After Edward Snowden leaked data in 2013 that revealed the National Security Agency is, and has been, spying on the American public through mass metadata collection, there was outrage — but there wasn’t a revolution.
Partly because people wondered: So what? Metadata doesn’t include any substance, just who is talking when and for how long and sometimes where. A new study from researchers at Stanford University, however, shows that metadata is a lot more.
The study, called “Evaluating the privacy properties of telephone metadata,” collected metadata from 823 volunteers through an app called MetaPhone. The relatively small sample size yielded more than 250,000 phone calls and 1.2 million texts. What they found is that people who worried about their metadata aren’t tin-foil hat conspiracy theorists after all.

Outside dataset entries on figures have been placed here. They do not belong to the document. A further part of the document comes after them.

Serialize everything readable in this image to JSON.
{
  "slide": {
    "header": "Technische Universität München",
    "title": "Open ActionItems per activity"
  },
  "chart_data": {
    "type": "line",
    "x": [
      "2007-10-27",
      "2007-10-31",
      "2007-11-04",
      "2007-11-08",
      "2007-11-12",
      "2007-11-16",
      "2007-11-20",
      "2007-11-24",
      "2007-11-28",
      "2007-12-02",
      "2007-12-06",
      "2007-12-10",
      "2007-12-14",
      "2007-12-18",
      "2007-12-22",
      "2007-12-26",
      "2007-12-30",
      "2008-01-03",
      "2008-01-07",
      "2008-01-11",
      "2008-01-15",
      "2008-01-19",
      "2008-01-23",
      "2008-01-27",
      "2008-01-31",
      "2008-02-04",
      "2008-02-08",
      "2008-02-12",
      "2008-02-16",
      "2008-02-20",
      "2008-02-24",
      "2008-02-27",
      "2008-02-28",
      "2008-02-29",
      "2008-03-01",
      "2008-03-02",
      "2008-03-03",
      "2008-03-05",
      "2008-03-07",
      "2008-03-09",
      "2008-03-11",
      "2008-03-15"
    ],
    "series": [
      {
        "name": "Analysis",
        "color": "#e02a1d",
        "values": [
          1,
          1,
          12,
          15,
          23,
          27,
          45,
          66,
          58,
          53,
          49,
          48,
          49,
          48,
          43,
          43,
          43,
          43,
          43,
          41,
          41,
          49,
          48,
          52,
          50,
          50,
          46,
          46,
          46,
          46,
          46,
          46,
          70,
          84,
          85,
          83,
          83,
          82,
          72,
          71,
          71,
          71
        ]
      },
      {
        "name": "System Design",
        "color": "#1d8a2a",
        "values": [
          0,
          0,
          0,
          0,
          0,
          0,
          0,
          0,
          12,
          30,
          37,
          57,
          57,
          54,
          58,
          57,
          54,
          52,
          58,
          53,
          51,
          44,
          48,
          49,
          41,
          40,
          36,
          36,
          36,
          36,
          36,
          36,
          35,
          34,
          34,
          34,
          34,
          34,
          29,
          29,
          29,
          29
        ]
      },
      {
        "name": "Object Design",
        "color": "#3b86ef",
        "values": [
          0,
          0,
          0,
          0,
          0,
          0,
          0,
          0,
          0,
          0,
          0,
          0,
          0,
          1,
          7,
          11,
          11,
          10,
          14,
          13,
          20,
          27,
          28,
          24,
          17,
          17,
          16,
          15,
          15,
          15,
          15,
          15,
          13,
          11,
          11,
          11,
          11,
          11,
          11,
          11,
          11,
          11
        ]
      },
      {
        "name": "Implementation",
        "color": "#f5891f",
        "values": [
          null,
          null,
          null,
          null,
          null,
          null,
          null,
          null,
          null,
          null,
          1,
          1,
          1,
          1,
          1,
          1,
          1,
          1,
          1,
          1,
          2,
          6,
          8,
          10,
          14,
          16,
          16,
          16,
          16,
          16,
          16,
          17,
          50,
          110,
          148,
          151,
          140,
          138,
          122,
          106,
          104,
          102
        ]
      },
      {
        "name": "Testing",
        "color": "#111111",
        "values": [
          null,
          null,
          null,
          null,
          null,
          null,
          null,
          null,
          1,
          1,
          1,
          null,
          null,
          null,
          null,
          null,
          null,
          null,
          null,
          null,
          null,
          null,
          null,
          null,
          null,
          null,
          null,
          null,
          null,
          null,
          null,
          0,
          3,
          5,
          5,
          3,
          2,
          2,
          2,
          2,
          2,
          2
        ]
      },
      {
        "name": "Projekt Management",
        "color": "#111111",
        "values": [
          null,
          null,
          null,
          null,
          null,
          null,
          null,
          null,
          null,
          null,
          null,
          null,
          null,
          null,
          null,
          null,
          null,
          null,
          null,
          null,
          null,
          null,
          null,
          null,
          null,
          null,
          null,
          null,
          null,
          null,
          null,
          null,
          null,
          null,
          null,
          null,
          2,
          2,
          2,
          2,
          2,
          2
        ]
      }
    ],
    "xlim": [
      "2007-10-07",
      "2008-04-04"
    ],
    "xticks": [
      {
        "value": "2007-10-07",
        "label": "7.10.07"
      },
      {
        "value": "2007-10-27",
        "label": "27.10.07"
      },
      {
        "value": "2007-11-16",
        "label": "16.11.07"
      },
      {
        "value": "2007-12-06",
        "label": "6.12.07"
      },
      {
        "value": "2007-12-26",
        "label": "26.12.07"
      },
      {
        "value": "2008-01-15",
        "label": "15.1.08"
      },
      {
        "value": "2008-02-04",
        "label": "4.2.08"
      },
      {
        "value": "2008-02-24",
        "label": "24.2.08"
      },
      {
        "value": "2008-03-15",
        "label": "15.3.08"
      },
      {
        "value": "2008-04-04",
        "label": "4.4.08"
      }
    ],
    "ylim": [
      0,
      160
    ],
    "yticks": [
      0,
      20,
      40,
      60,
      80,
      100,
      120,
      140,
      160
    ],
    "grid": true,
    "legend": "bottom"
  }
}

In short, their findings can be broken down into two points:
“The first is that metadata is not totally anonymous and can be used to infer sensitive information,” Patrick Mutchler, a Ph.D. candidate at Stanford, tells Inverse. “Legal distinctions between metadata and content are perhaps not justified. The second is that it is essential to base public policy on sound science. Citizens and policymakers should be able to understand the consequences of policy.”
Researchers gathered and analyzed metadata in the same way the NSA does when it subpoenas metadata. The subpoenaed target (known as the “seed” number) is the main target that can be legally investigated, but the NSA can also access the metadata of connections to that seed, called “hops.” The NSA can leapfrog two hops from the seed going back 18 months.

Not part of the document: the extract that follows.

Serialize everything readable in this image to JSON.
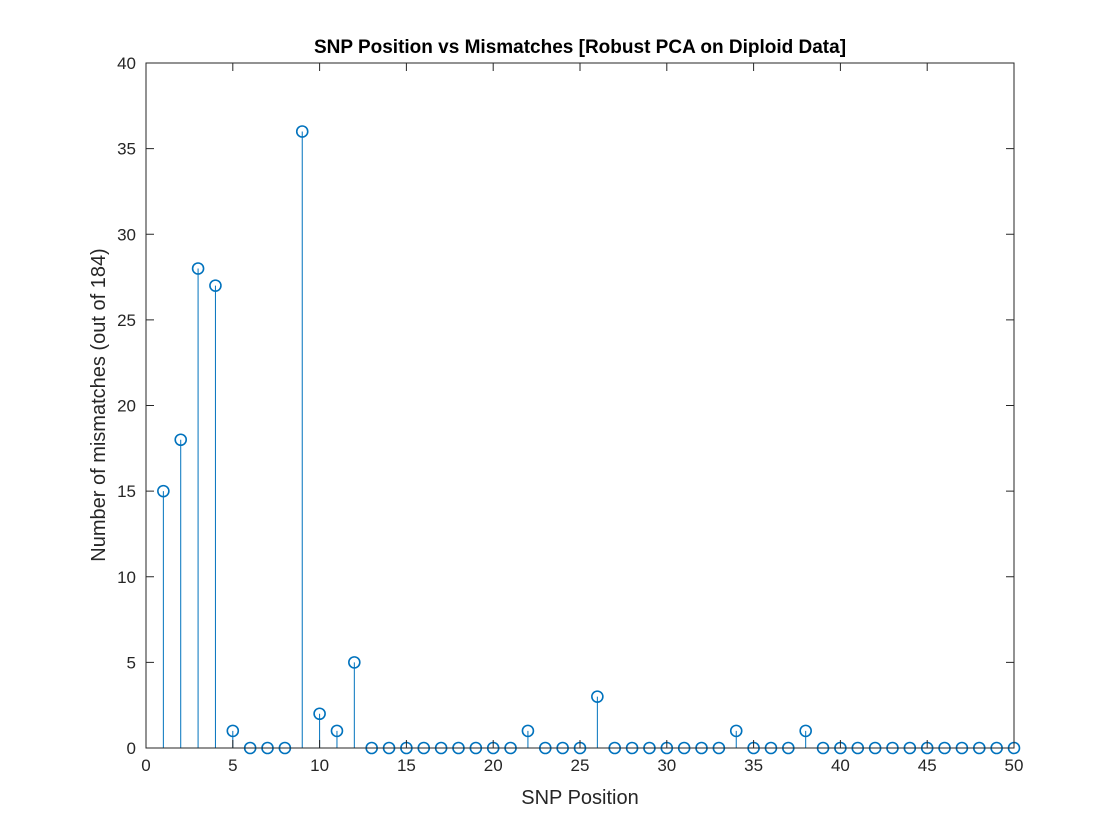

Those hops are a crucial part of the data collection, as hops can be the factor that turns metadata into content data. That’s because hubs of heavy phone users, such as customer service lines, connect a large portion of the population. Think of each customer service hub as a spider hive. Each baby spider leaving the hive represents a user who can be reached by an NSA hop as it flies away from the hive, connected by a web that the NSA can follow. Then, when each of those baby spiders has babies of their own, the NSA can follow those new spiders as well.
In the Stanford study, heavy communicators represented “hubs that connect meaningful proportions of the entire participant population.” It’s an uncomfortable amount of data collection when extrapolated out on an NSA level.
“Applied to the NSA’s program, our results strongly suggest that until 2013, analysts had legal authority to access telephone records for the majority of the entire U.S. population,” the study authors write. After slightly more strict regulations under the USA FREEDOM Act passed in 2015, “an analyst could in expectation access records for ~25,000 subscribers with a single seed.”
That’s 25,000 people implicated from a subpoena of one person.
“The hub nodes make any ‘hop’ based restrictions on the NSA’s authority mostly useless and it’s essential that they be removed in some way before the NSA is able to access the metadata database,” Mutchler says.
Finding the face behind the metadata
Of course, you might argue that metadata is just metadata. It doesn’t have names, or as the NSA puts it, “personally identifiable information.” Stanford’s researchers found, however, that metadata doesn’t necessarily stay metadata.
A short list of things that can be determined from metadata includes health records, location histories, web search queries, web browsing activity, movie reviews, and social network graphs.
The study attempted to re-identify the people who willingly offered up their metadata through MetaPhone. Researchers randomly selected 30,000 numbers from their data, and then ran them through Yelp, Google Places, and Facebook. The search connected more than 9,500 of the numbers, or 32 percent, to names, faces, and businesses. That was done using free public databases, and the number would be much higher with commercial databases.
The researchers identified contacts that people had with specialized pharmacies, a cardiovascular medical center, an AR rifle dealer, Planned Parenthood, and one person who contacted “a hardware outlet, locksmiths, a hydroponics store, and a head shop in under three weeks.” No one is suggesting that last person is starting a dope marijuana grow-op in his house, but no one is suggesting he isn’t either.
All of this was found on a university research budget. The exact resources the NSA has at its web-tracing fingertips is unknown, but the total budget for spy agencies in the United States is somewhere in the ballpark of $52.6 billion.
Will people ever care?
Snowden is still fighting to make people care about metadata collection to this day. In return, he’s been labelled as everything from a traitor to a Russian spy. The story that he helped tell through journalists Glenn Greenwald and Laura Poitras was world changing, but it didn’t make people care.
The Stanford researchers’ findings empirically prove identification is possible.
“Our results attempt to show the legal and technical limitations on the metadata collection programs,” Mutchler says. “We cannot say that the NSA is actually performing any of the inferences mentioned in our paper or accessing as much data as we show is legally permissible in our paper. We can only say what the NSA can do, not what they are actually doing.”
“People’s opinions about the NSA programs are their own and I don’t want to force people to believe one thing or another. What our paper does is give people the facts they need to make an informed decision about the programs.”